Travelled 5 hours with a 4 week old, was actually okay, we stopped every hour or so to feed, change and let her have a wiggle, stayed in a hotel for 3 nights and actually was pretty stress free, was a bit of a pain with the milk situation but other than that was fine. Doing it again next week.

However, don’t go if you don’t wanna, that will make you miserable and no mummy should be miserable 😁

Larryyourwaiter · 16/02/2022 18:47

I also did 5 hours with a month old. The journey wasn’t that bad (lots of stops). It was staying at MILs the other end that was the issue, she didn’t believe DC was up in the night as she heard nothing (deaf) and refused to believe I should be tired, was noisy whenever I tried to sleep in the day. We went home early as I was so tired/annoyed.

Midlifemusings · 16/02/2022 18:53

Lots of people travel with babies, it is an individual decision - not a right or wrong. Maybe take a wait and see approach. If you feel good and the baby is 'easy' and it is doable then go. If life is still turned upside down, then don't.

Foxglovers · 16/02/2022 19:00

You’ll be looking after a newborn (and who knows how you’ll feel yourself too) I would just say that I feels a bit soon for you. Plus I think being in your own home with a new baby is much easier with all the washing and various bits and pieces. I think it’s perfectly reasonable to say you wouldn’t want to think about it until the baby was a bit older - I have done this myself. The car journey just would be a stress in itself!
Plus a new baby awake in the night in someone else’s house would be added stress you won’t need. Just tell them now you think it’s best not to arrange, then it won’t be hanging over you.

WouldIBeATwat · 16/02/2022 19:03

Regularly did it with DD from 6 weeks old. 🤷🏻‍♀️

She was flying long haul by 4 months.

Gizacluethen · 16/02/2022 19:05

And why can't they visit you?
No. I wouldn't be doing this. DS was 6 months old before we considered a drive like this. He'll be a year before we do it again.

ForeverSingle881 · 16/02/2022 19:06

Why can't they come to you? It's perfectly doable, babies at that age are very mobile but if they're not nice people/ you don't want to do it, then it will be a terrible experience. You'll resent the whole way and, as you'll be sleep deprived anyway, you'll hate them 100 times more.

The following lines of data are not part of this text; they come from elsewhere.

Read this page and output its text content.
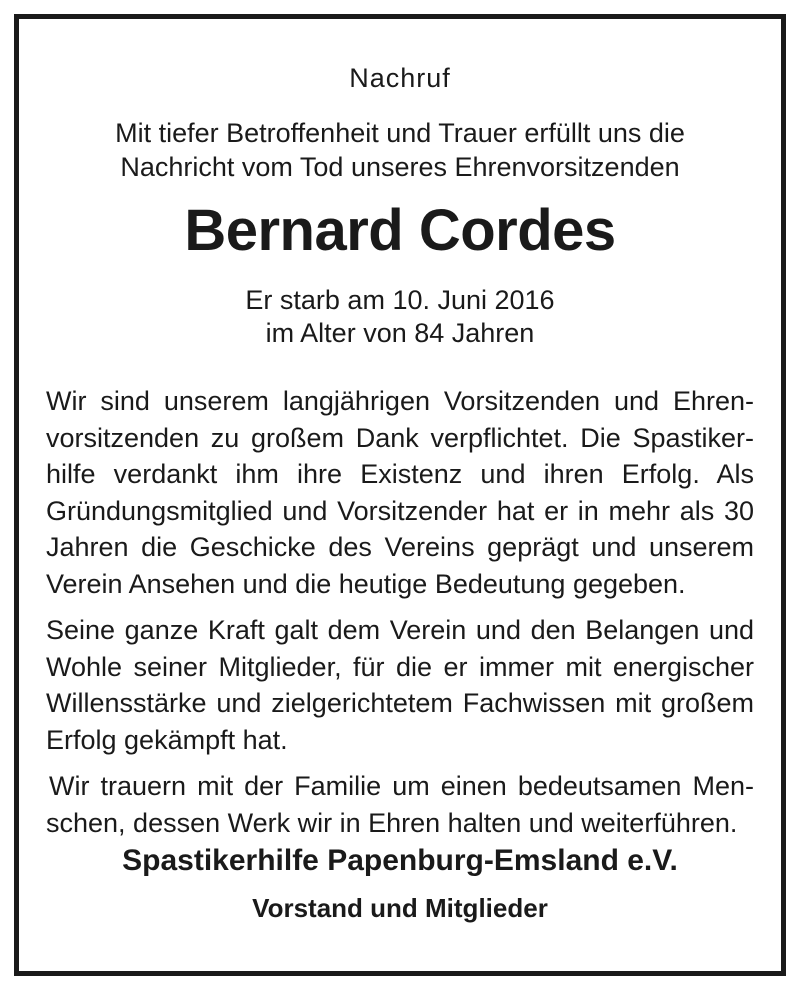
Nachruf
Mit tiefer Betroffenheit und Trauer erfüllt uns die
Nachricht vom Tod unseres Ehrenvorsitzenden
Bernard Cordes
Er starb am 10. Juni 2016
im Alter von 84 Jahren

Wir sind unserem langjährigen Vorsitzenden und Ehrenvorsitzenden zu großem Dank verpflichtet. Die Spastikerhilfe verdankt ihm ihre Existenz und ihren Erfolg. Als Gründungsmitglied und Vorsitzender hat er in mehr als 30 Jahren die Geschicke des Vereins geprägt und unserem Verein Ansehen und die heutige Bedeutung gegeben.

Seine ganze Kraft galt dem Verein und den Belangen und Wohle seiner Mitglieder, für die er immer mit energischer Willensstärke und zielgerichtetem Fachwissen mit großem Erfolg gekämpft hat.

Wir trauern mit der Familie um einen bedeutsamen Menschen, dessen Werk wir in Ehren halten und weiterführen.

Spastikerhilfe Papenburg-Emsland e.V.
Vorstand und Mitglieder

WonderfulYou · 16/02/2022 19:16

Will you be driving?
If not then I think the journey is fine.

What I would be concerned about it where you are staying once you get there as it’s a lot to have to stay with family/friends with a young child.

Walkingalot · 16/02/2022 19:20

I'd just say that you can't commit to any firm plans at the moment. You don't know how you are going to feel, how easy the baby is going to be.
Personally, I wouldn't. Surely the done thing is for them to travel to you!

FeliciaMcAspieGreer · 16/02/2022 19:26

Yanbu. I could still barely leave the house at that stage.

The expectation for mothers to get back to normal in our culture asap after birth is misogynistic.

They come to you.

JudgeJ · 16/02/2022 19:29

We travelled across Europe when second child was about the same age, when number 1 was about a month old we flew back to UK with her then travelled 5 hours on a bus from London. It really isn't much of a problem.

LivingDeadGirlUK · 16/02/2022 19:35

Did this every month from my son being 6 weeks it was hard as our old car had no air con. We stopped every 1.5 hours so took ages. if your not comfortable dont!

DePfeffoff · 16/02/2022 19:39

Seems to me to be a particularly bad idea to commit yourself to this when it may well be hot. Surely it would be a better option for the relatives to travel?